The session began with one of the densest commercial chips produced to date. Chris Malachowski, vice president of engineering at Nvidia, described the GeForce 4, the latest in that company's line of high-end graphics chips. At 63 million transistors and a core clock frequency of 300 MHz, the chip is ambitious by any measure. But considering that 78 per cent of the die is logic places the undertaking in perspective.
Compensating somewhat for the sheer size of the design, the chip is based on an existing architecture. Yet Malachowski said that nearly 50 per cent of the RTL had been modified from the previous family member, so the complexity was not reduced that much by reuse.
Malachowski described a rigorous but relatively conventional design flow for the 150-nm chip, starting with intensive modeling of the design in C. The C code was then used as a reference model while the design was recoded in Verilog. Malachowski commented that there was no great simplification in the behavioral model: the design required 400K lines of C code, compared with 800K lines of Verilog.
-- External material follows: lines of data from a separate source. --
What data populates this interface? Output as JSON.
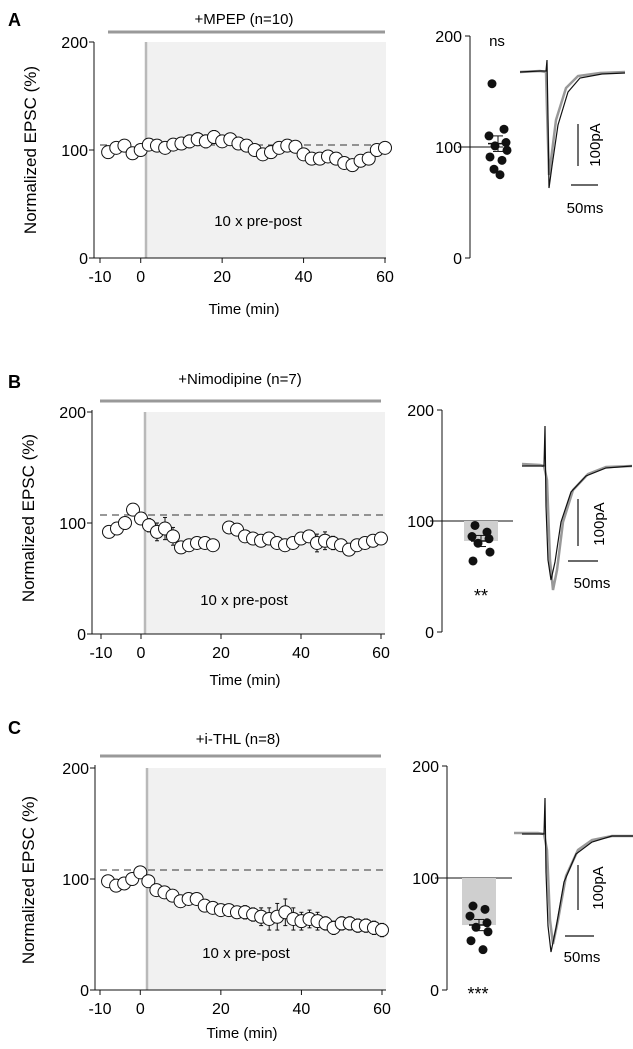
{
  "chart_data": [
    {
      "panel": "A",
      "type": "scatter",
      "condition_label": "+MPEP (n=10)",
      "ylabel": "Normalized EPSC (%)",
      "xlabel": "Time (min)",
      "xlim": [
        -10,
        60
      ],
      "ylim": [
        0,
        200
      ],
      "x_ticks": [
        "-10",
        "0",
        "20",
        "40",
        "60"
      ],
      "y_ticks": [
        "0",
        "100",
        "200"
      ],
      "shaded_label": "10 x pre-post",
      "baseline": 100,
      "timecourse": {
        "x": [
          -8,
          -6,
          -4,
          -2,
          0,
          2,
          4,
          6,
          8,
          10,
          12,
          14,
          16,
          18,
          20,
          22,
          24,
          26,
          28,
          30,
          32,
          34,
          36,
          38,
          40,
          42,
          44,
          46,
          48,
          50,
          52,
          54,
          56,
          58,
          60
        ],
        "y": [
          98,
          102,
          104,
          97,
          100,
          105,
          104,
          102,
          105,
          106,
          108,
          110,
          108,
          112,
          108,
          110,
          106,
          104,
          100,
          96,
          98,
          102,
          104,
          103,
          96,
          92,
          92,
          94,
          92,
          88,
          86,
          90,
          92,
          100,
          102
        ],
        "err": [
          4,
          4,
          4,
          4,
          4,
          5,
          5,
          5,
          5,
          5,
          6,
          6,
          6,
          6,
          5,
          5,
          5,
          5,
          5,
          5,
          5,
          5,
          5,
          5,
          5,
          5,
          5,
          5,
          5,
          5,
          5,
          5,
          5,
          5,
          5
        ]
      },
      "summary": {
        "ylim": [
          0,
          200
        ],
        "y_ticks": [
          "0",
          "100",
          "200"
        ],
        "points": [
          157,
          116,
          110,
          104,
          101,
          97,
          91,
          88,
          80,
          75
        ],
        "mean": 103,
        "sem": 7,
        "significance": "ns",
        "mean_bar_shown": false
      },
      "trace_scale": {
        "amplitude_label": "100pA",
        "time_label": "50ms"
      }
    },
    {
      "panel": "B",
      "type": "scatter",
      "condition_label": "+Nimodipine (n=7)",
      "ylabel": "Normalized EPSC (%)",
      "xlabel": "Time (min)",
      "xlim": [
        -10,
        60
      ],
      "ylim": [
        0,
        200
      ],
      "x_ticks": [
        "-10",
        "0",
        "20",
        "40",
        "60"
      ],
      "y_ticks": [
        "0",
        "100",
        "200"
      ],
      "shaded_label": "10 x pre-post",
      "baseline": 100,
      "timecourse": {
        "x": [
          -8,
          -6,
          -4,
          -2,
          0,
          2,
          4,
          6,
          8,
          10,
          12,
          14,
          16,
          18,
          20,
          22,
          24,
          26,
          28,
          30,
          32,
          34,
          36,
          38,
          40,
          42,
          44,
          46,
          48,
          50,
          52,
          54,
          56,
          58,
          60
        ],
        "y": [
          92,
          95,
          100,
          112,
          104,
          98,
          92,
          95,
          88,
          78,
          80,
          82,
          82,
          80,
          null,
          96,
          94,
          88,
          86,
          84,
          86,
          82,
          80,
          82,
          86,
          88,
          82,
          84,
          82,
          80,
          76,
          80,
          82,
          84,
          86
        ],
        "err": [
          4,
          4,
          4,
          5,
          5,
          6,
          8,
          10,
          8,
          5,
          5,
          5,
          5,
          5,
          0,
          5,
          5,
          5,
          5,
          5,
          5,
          5,
          5,
          5,
          5,
          5,
          8,
          8,
          6,
          5,
          5,
          5,
          5,
          5,
          5
        ]
      },
      "summary": {
        "ylim": [
          0,
          200
        ],
        "y_ticks": [
          "0",
          "100",
          "200"
        ],
        "points": [
          96,
          90,
          86,
          84,
          80,
          72,
          64
        ],
        "mean": 82,
        "sem": 5,
        "significance": "**",
        "mean_bar_shown": true
      },
      "trace_scale": {
        "amplitude_label": "100pA",
        "time_label": "50ms"
      }
    },
    {
      "panel": "C",
      "type": "scatter",
      "condition_label": "+i-THL (n=8)",
      "ylabel": "Normalized EPSC (%)",
      "xlabel": "Time (min)",
      "xlim": [
        -10,
        60
      ],
      "ylim": [
        0,
        200
      ],
      "x_ticks": [
        "-10",
        "0",
        "20",
        "40",
        "60"
      ],
      "y_ticks": [
        "0",
        "100",
        "200"
      ],
      "shaded_label": "10 x pre-post",
      "baseline": 100,
      "timecourse": {
        "x": [
          -8,
          -6,
          -4,
          -2,
          0,
          2,
          4,
          6,
          8,
          10,
          12,
          14,
          16,
          18,
          20,
          22,
          24,
          26,
          28,
          30,
          32,
          34,
          36,
          38,
          40,
          42,
          44,
          46,
          48,
          50,
          52,
          54,
          56,
          58,
          60
        ],
        "y": [
          98,
          94,
          96,
          100,
          106,
          98,
          90,
          88,
          85,
          80,
          82,
          82,
          76,
          74,
          72,
          72,
          70,
          70,
          68,
          66,
          64,
          66,
          70,
          64,
          62,
          64,
          62,
          60,
          56,
          60,
          60,
          58,
          58,
          56,
          54
        ],
        "err": [
          5,
          5,
          5,
          5,
          5,
          5,
          5,
          5,
          5,
          5,
          5,
          5,
          5,
          5,
          5,
          5,
          5,
          6,
          6,
          8,
          10,
          12,
          12,
          10,
          8,
          8,
          8,
          6,
          6,
          6,
          6,
          6,
          6,
          6,
          6
        ]
      },
      "summary": {
        "ylim": [
          0,
          200
        ],
        "y_ticks": [
          "0",
          "100",
          "200"
        ],
        "points": [
          75,
          72,
          66,
          60,
          56,
          52,
          44,
          36
        ],
        "mean": 58,
        "sem": 5,
        "significance": "***",
        "mean_bar_shown": true
      },
      "trace_scale": {
        "amplitude_label": "100pA",
        "time_label": "50ms"
      }
    }
  ]
}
Malachowski said that by their metrics the design had been a great success. First silicon had 19 reported functional problems, only seven of which required repair. All seven were corrected in the metal, allowing the team to meet its target of approximately 9 months to tape out and 100 days between tape-out and production ramp.
Experience was the key to solving problems, Malachowski said, illustrating his point with dramatic improvements in timing on some blocks since the previous chip. Yet he worried, he said, about whether the team was really good or just really lucky. "It's hard to judge when you are through with verification," Malachowski commented. "Even with great stuck-at coverage, the only proof is that the chip works in applications. And it's not the logic errors. Logic screw-ups cause a metal spin. Noise problems can be a lot worse to fix."
Aurangzeb Khan, group general manager at Simplex, added his vote to the "yes" side of the question. He described a series of analysis techniques, including advanced interconnect modeling and a design flow based on physical re-synthesis, detailed IR-drop analysis and crosstalk prevention, that has produced 23 tape-outs for the physical design service, all successful at first Silicon.
But in a cautionary "your results may vary," Khan detailed how Simplex builds techniques upon research, then constructs methodology on techniques, and finally builds commercial tools from maturing methodology, again emphasizing the irreplaceable role that personal experience plays in success.
The final vote came from Christian Berthet of ST Microelectronics, who described development of a GPRS feature phone chip. The design hinged on reuse of major existing cores, including an ST120 DSP core and an ARM core. Yet it still required 100K lines of C verification code, two different ASIC emulation environments - one from Aptix and one custom FPGA-based - and five man-years just to create the verification code.Berthet said that the design drew on not only existing large cores, but on ST's experience at every level from requirements definition to test design.
The three designs showed several common features. One was short duration, but with large design teams - typically from 40 to 70 engineers in implementation alone. The efforts were also greedy for capital. Malachowski estimated that Nvidia spent $160 million on tools and $40 million just on emulation systems for the project.
The full size of the expense emerged at the end of the session, however. Khan etimated that Simplex physical design services for a chip of this size would cost between $2 million and $5 million in non-recurring expense by tape-out.
Before that number could fully sink in, Malachowski related that in an informal estimate, he and another Nvidia executive worked out that the GeForce 4 had probably cost the company $100 million altogether.
That made the full answer to the question clear. Yes, a 10-million gate ASIC can be done successfully. But the front-end investment is staggering, and any attempt to save increases risk. At this point it is a club that only the heavily funded, with almost certainty of a massive market, can enter.